For all the mix of hustle-bustle and cool neighbourhoods in the stimulating cityscape that is Buenos Aires, much of what makes this city world class is its parks, gardens, and green spaces, where the stimulation is of quieter, leafier sort. Here are a half dozen excellent options to take a break from pounding the pavements and commune with porteños in a less urban-feeling setting.
Bosque de Palermo (Parque Tres de Febrero)
In BA’s largest (and these days, trendiest) neighbourhood, Palermo, the 25 hectares (62 acres) known as the Palermo Woods boasts a lake; an amphitheatre; an Andalusian-style patio; statuary including busts of famous poets; and an immense collection of roses – some 18,000. A rosy scenario indeed!
Also located in Palermo, this triangular seven hectares (17 acres) is riddled with pathways perfect for delightful strolls amid more than 5,000 species of vegetation, including many endemic to South America‘s Southern Cone, and five greenhouses. The space is divided into an Asian-style garden area, another French-style, and a third Roman-style.
Carlos Thays Park
Named for an influential French-born parks director of the 19th century, the main allure besides greenery of this Recoleta park is its variety of statues/sculptures (including one by Fernando Botero) and architecture, including a museum (of architecture, as it happens). Weekends are especially lively, and every December it hosts the city’s Christmas village.
The Parque de los Niños is a 32-hectare (79-acre) swath along the River Plate in the Núñez neighbourhood adjacent to Palermo, and offers some sweet views out over the river. In addition to lots of trees harbouring quite a few bird species, pathways, picnic areas, and even a manmade sandy beach, there are a goodly number of services here, as well, including rental bicycles and sports facilities.
Plaza General San Martín
Centrally located in the Retiro neighbourhood at the end of the popular pedestrian street Calle Florida, this historic – and popular – park was also a Carlos Thays project, and named after Argentina’s main hero of the independence struggle against Spain. It’s a charming urban park punctuated by three monuments: a grandiose one to San Martín and the independence armies; the somewhat lower-key Monument to the Fallen in the Falklands (from the short war with the U.K. in 1979); and a smaller, more intimate sculpture entitled La Duda (Doubt).
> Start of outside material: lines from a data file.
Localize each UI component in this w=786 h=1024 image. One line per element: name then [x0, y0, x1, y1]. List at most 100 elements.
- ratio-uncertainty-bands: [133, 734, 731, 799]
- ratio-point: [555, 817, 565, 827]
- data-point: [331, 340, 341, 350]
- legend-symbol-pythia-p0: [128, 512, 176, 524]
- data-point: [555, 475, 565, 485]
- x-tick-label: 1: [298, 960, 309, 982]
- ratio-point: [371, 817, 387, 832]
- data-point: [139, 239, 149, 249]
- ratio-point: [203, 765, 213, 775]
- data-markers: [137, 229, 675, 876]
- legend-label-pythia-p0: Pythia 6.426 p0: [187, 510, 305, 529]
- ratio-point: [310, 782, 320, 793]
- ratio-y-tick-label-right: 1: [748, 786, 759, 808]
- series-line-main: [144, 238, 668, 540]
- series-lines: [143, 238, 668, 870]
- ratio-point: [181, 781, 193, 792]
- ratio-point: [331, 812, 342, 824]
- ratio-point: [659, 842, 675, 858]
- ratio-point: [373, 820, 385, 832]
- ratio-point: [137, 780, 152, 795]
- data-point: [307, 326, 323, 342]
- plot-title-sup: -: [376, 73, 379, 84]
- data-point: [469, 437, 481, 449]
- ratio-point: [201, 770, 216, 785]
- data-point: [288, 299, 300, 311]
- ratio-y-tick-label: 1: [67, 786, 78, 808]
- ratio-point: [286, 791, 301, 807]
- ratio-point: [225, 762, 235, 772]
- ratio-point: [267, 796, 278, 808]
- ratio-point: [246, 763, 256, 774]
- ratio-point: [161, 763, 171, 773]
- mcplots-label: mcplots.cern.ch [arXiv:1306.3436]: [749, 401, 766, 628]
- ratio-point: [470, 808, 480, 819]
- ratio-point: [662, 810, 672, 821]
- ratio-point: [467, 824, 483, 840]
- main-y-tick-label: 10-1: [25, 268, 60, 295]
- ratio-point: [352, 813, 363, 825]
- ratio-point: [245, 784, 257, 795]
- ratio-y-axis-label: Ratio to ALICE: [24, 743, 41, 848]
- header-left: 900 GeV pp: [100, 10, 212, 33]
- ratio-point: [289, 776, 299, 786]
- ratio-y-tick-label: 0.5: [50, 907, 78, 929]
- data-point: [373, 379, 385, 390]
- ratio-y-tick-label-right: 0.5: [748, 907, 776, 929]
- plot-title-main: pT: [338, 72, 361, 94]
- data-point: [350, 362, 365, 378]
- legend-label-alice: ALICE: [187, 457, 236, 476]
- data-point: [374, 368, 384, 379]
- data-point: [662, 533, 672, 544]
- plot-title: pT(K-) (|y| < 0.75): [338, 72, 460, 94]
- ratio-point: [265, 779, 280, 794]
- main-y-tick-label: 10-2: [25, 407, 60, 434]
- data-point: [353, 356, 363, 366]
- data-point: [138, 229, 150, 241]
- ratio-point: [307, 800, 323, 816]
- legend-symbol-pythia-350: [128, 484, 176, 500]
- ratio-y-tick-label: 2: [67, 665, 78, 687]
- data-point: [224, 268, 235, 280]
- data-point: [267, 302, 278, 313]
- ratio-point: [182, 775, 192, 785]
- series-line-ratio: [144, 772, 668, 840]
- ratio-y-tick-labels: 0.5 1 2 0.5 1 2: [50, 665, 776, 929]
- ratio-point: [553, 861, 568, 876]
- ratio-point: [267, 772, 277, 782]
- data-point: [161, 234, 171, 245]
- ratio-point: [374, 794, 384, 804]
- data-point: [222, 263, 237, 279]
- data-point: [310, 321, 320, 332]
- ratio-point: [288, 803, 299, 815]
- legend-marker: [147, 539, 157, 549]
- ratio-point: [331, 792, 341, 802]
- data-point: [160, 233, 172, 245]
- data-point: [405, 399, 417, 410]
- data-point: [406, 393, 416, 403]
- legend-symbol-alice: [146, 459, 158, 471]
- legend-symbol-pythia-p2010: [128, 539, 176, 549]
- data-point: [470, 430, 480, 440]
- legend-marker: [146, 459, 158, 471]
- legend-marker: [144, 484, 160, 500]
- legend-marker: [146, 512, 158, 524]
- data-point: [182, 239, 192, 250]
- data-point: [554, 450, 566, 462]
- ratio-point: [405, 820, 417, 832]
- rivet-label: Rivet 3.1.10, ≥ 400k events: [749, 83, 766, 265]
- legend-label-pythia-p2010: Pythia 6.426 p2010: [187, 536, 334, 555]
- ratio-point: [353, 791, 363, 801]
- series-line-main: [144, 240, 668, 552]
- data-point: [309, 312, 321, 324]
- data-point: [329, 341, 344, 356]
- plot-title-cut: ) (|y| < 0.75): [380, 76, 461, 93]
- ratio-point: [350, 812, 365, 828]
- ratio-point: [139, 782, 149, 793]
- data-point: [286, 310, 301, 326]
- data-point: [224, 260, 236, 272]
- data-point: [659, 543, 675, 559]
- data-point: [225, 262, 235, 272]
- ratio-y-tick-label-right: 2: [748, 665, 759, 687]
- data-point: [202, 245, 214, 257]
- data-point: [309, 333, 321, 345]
Best known for its outdoor book, magazine, and vintage record vendors, this six-hectare (15-acre) space in the Caballito neighbourhood below Palermo was created in 1928 according to the design of course the ubiquitous Carlos Thays. It charms locals and visitors alike with a small lake, fountains, wooded areas, and sculptural works including a monument to South America’s great independence hero Simón Bolívar.